Nonetheless, California branded carbon dioxide as an evil that must be abolished in a 2006 law that authorized the state's powerful Air Resources Board to impose the cap-and-trade system on about 360 businesses statewide in its initial phase. Electric utilities and other large manufacturers will receive free permits covering 90 percent of their current emissions, and they must buy extra permits through an online auction to cover the remainder. A second phase begins in 2015, when other industries, such as petroleum refineries, distributors of natural gas and other heavy carbon-dioxide emitters also must join the program. The supply of permits will be reduced gradually, increasing demand and making them more expensive.

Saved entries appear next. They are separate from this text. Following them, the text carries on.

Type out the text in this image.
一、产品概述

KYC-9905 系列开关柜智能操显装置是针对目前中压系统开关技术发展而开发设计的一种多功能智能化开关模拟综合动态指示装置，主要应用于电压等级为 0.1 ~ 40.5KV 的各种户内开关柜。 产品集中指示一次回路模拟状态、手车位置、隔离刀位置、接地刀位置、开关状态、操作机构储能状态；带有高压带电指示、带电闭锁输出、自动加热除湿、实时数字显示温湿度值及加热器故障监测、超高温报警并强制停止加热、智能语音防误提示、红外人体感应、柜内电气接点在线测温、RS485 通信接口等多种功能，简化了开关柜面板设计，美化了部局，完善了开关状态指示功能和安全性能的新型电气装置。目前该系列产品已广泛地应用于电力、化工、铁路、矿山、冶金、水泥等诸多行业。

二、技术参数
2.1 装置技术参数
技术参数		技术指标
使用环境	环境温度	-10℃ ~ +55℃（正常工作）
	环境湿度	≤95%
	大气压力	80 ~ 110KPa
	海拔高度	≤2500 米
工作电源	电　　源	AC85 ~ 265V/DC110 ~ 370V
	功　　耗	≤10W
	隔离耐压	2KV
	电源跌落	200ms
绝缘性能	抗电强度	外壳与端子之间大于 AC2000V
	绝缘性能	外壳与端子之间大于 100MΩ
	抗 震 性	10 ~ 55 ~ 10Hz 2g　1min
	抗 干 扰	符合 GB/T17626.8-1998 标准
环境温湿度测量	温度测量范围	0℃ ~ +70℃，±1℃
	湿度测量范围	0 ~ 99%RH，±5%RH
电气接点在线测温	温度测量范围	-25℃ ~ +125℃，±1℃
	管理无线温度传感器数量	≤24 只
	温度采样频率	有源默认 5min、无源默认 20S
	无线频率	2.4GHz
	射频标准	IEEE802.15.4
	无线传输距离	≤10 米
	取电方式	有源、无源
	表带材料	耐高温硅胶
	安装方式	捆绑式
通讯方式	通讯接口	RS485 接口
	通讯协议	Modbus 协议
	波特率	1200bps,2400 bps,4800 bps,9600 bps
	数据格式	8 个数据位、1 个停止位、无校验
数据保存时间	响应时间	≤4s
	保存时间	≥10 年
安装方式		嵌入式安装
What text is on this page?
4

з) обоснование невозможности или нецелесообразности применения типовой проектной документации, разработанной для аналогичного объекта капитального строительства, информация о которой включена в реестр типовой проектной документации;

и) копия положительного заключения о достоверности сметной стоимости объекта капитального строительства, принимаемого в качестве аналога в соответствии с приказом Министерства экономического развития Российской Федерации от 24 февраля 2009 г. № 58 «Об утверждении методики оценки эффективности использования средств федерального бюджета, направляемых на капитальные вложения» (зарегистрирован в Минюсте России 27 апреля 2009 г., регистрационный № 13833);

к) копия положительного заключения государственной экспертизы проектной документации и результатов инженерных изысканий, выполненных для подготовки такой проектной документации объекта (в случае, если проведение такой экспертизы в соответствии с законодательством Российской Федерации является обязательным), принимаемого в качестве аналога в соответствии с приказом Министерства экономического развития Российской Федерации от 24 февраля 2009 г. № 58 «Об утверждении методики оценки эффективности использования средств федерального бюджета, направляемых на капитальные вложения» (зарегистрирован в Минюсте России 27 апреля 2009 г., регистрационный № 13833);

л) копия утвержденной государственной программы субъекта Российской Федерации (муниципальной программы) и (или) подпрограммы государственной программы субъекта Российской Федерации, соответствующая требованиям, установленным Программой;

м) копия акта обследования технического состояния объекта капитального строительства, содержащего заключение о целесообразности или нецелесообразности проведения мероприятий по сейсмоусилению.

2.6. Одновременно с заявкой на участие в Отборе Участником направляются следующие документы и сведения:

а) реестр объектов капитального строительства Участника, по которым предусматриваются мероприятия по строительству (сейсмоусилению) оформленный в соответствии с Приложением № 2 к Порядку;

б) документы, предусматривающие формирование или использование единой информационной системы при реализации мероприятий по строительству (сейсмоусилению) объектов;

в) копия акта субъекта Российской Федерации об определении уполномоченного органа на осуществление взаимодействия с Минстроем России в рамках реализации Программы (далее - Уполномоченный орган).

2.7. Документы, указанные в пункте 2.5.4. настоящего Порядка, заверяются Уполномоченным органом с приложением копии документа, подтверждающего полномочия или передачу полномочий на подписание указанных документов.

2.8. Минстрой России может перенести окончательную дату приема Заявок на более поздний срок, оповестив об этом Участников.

President Obama's re-election was a victory for proponents of wealth redistribution, but California is venturing into the territory of wealth reduction. On Election Day, the Golden State approved a tax increase sought by Gov. Jerry Brown that is expected to raise $6 billion annually. Combine that with cap-and-trade, which essentially is a tax on production, and billions will be sucked out of the state's economy. Businesses hurt by the higher costs will be forced to raise their prices, and consumers will find themselves paying more for everything from gasoline to groceries. The collateral damage likely will be felt in the form of job "leakage," in which firms flee to more business-friendly locales. The state's unemployment level stood at 10.2 percent in October, the nation's second-highest.
Government can create a market out of thin air, but it can't guarantee its success. As California officials anticipate their cap-and-trade booty, demand for carbon-dioxide permits could be softening even before bidding opens. U.S. carbon-dioxide emissions fell 1.3 percent in 2011 to a 20-year low, partly because of advances in technology but mostly because of persistent economic malaise.
The Golden State's cap-and-trade program has a forerunner in the European Union's Emissions Trading System, in place since 2005. The EU system has suffered through price collapses caused by Europe's economic slowdown and has been pilfered repeatedly by computer hackers, who have stolen tens of millions of euros' worth of emissions permits.
Tax-loving lawmakers in Washington will be gauging the viability of emissions trading in California before attempting a reprise of their cap-and-trade law, which failed in 2010. It will be interesting to see how long it takes them to realize the carbon-dioxide tax is really a tax on prosperity.